Kasus ini berpotensi melanggar Undang-Undang Nomor 2 Tahun 2012 tentang Pengadaan Tanah bagi Pembangunan untuk Kepentingan Umum, yang mengatur:
- Pengadaan tanah wajib melalui musyawarah dengan pihak yang berhak.
- Pemerintah atau instansi pelaksana wajib memberikan ganti kerugian yang layak dan adil.

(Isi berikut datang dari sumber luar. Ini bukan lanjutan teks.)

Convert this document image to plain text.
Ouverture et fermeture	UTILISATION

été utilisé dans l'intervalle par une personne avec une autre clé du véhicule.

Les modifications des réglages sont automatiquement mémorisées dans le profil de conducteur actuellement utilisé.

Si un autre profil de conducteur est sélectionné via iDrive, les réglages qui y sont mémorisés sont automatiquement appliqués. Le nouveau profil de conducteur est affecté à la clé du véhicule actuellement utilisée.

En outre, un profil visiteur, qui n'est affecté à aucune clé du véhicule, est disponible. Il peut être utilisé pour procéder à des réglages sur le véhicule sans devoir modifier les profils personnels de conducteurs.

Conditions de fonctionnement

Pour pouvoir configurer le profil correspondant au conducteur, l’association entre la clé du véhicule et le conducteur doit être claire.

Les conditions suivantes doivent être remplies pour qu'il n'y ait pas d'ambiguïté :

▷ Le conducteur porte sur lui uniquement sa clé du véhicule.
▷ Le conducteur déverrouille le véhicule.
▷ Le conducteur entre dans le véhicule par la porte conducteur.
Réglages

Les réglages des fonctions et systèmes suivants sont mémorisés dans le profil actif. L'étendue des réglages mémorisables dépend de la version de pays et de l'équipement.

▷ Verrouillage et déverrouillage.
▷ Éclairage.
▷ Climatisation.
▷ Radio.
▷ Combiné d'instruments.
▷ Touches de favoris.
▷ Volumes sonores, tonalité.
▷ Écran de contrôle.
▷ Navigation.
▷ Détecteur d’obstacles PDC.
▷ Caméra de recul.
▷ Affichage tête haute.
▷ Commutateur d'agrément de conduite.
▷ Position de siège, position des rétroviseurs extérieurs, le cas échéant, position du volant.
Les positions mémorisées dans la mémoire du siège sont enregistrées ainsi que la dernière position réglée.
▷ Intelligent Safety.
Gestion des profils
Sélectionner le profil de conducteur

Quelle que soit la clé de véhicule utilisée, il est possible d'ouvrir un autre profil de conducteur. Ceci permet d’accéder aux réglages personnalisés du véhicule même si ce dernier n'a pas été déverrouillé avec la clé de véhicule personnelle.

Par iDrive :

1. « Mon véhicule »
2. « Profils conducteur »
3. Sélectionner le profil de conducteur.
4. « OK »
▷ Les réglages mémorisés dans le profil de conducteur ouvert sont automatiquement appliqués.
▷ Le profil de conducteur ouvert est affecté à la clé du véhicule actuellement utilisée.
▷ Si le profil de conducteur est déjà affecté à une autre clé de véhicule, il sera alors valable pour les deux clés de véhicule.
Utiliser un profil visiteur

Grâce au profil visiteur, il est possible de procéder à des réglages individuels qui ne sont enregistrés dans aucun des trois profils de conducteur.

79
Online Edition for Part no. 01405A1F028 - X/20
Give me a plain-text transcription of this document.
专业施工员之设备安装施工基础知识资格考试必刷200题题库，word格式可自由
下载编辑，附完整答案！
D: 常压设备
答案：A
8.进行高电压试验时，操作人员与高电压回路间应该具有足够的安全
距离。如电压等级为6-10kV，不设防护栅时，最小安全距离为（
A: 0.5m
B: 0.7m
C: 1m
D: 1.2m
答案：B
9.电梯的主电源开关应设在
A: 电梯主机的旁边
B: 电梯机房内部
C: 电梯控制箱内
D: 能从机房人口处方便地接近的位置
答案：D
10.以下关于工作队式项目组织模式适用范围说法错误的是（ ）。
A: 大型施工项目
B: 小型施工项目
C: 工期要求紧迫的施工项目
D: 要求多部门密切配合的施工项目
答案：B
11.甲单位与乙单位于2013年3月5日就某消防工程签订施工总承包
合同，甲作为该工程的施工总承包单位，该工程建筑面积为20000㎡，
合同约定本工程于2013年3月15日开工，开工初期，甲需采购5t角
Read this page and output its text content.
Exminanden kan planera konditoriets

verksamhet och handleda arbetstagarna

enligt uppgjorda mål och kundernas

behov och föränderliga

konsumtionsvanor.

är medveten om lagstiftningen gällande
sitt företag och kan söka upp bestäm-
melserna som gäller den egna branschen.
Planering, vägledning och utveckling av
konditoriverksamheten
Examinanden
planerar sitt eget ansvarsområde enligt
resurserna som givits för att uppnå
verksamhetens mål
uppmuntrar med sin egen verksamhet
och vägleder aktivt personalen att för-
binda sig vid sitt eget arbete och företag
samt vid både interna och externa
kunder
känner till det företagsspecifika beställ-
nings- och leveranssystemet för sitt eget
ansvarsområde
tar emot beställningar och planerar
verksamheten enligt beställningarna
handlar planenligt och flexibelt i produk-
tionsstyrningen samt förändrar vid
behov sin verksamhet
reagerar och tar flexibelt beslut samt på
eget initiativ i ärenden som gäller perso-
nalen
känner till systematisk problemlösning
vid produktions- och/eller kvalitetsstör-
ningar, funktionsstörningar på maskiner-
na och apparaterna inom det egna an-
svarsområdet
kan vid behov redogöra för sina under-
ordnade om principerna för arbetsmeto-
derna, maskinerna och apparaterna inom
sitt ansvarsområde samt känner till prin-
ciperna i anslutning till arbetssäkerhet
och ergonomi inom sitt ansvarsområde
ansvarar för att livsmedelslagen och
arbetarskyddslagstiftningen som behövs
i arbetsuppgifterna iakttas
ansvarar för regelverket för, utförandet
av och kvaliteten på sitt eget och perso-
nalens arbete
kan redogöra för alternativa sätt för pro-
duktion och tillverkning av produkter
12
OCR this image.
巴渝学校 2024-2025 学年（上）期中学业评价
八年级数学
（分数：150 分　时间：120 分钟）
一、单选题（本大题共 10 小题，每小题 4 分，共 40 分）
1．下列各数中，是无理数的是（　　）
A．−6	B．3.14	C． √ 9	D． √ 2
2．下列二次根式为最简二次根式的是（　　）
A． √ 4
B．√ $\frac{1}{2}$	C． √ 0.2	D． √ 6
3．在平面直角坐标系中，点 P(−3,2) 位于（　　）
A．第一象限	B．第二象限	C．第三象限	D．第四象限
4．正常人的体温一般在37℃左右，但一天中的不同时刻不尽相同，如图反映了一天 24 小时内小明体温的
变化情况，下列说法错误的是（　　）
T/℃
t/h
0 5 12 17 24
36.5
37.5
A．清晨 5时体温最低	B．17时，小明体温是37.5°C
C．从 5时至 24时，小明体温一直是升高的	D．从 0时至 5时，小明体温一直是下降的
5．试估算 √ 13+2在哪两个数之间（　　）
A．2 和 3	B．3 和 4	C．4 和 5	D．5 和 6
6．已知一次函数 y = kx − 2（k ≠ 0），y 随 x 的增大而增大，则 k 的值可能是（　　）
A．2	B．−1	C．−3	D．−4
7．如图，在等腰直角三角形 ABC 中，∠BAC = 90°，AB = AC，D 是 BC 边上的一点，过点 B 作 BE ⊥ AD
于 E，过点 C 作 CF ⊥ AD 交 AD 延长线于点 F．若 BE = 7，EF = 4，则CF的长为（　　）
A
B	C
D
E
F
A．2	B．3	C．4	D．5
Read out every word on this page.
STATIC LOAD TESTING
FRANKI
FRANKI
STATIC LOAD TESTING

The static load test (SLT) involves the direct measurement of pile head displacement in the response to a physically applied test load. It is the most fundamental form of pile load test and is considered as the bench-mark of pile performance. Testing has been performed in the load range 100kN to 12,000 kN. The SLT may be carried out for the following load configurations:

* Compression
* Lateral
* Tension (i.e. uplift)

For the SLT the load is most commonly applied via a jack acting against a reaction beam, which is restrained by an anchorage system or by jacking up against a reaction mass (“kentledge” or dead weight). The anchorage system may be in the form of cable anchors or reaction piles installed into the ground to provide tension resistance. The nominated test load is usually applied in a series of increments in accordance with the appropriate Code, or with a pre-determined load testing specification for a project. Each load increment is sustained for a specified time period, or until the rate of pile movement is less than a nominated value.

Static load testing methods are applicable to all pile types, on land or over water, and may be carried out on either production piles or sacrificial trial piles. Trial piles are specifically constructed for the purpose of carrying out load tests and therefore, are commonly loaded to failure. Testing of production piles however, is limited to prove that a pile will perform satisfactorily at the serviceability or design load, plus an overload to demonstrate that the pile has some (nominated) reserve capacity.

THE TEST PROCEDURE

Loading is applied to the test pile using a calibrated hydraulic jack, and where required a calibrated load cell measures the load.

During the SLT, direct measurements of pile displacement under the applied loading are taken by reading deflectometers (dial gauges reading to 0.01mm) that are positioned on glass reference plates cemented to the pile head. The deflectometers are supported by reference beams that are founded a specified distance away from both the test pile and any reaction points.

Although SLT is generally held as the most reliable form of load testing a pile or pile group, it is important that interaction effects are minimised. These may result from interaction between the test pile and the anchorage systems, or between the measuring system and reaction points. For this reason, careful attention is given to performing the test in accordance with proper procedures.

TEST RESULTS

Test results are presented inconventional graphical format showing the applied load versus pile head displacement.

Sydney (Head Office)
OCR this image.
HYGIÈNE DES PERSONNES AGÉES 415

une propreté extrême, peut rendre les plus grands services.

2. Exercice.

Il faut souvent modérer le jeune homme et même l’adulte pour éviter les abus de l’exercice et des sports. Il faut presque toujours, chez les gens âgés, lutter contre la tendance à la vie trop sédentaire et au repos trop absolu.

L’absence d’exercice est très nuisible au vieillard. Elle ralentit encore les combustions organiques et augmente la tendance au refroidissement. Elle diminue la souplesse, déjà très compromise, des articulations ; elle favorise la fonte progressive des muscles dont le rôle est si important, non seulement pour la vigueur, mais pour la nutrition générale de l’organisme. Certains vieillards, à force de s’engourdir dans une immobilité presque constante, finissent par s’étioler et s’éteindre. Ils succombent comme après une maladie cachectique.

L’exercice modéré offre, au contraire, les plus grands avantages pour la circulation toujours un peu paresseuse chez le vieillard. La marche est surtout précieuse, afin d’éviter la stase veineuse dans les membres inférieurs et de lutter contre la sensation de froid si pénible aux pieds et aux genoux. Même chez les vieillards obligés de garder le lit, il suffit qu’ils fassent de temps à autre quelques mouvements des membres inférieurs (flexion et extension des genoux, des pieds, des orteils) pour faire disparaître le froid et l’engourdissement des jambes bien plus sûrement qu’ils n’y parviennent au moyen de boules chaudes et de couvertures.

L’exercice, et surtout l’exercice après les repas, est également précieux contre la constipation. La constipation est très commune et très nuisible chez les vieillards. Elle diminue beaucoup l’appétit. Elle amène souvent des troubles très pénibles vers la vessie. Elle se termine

Selain itu, penggunaan dana APBD harus mengikuti mekanisme perencanaan dan penganggaran daerah. Jika terbukti ada penyalahgunaan wewenang atau pelanggaran prosedur, perangkat desa dapat dikenai sanksi:
- Administratif: Teguran, pemberhentian sementara, atau pencopotan jabatan.
- Pidana: Jika terdapat unsur perampasan hak atau penyalahgunaan anggaran, dapat dijerat pasal-pasal KUHP maupun tindak pidana korupsi.
- Perdata: Warga berhak menuntut ganti rugi atas tanah yang digunakan tanpa persetujuan.
Polemik ini memperlihatkan lemahnya komunikasi antara pemerintah desa dan masyarakat. Transparansi, musyawarah, serta kepatuhan terhadap aturan pengadaan tanah menjadi kunci agar pembangunan tidak menimbulkan konflik.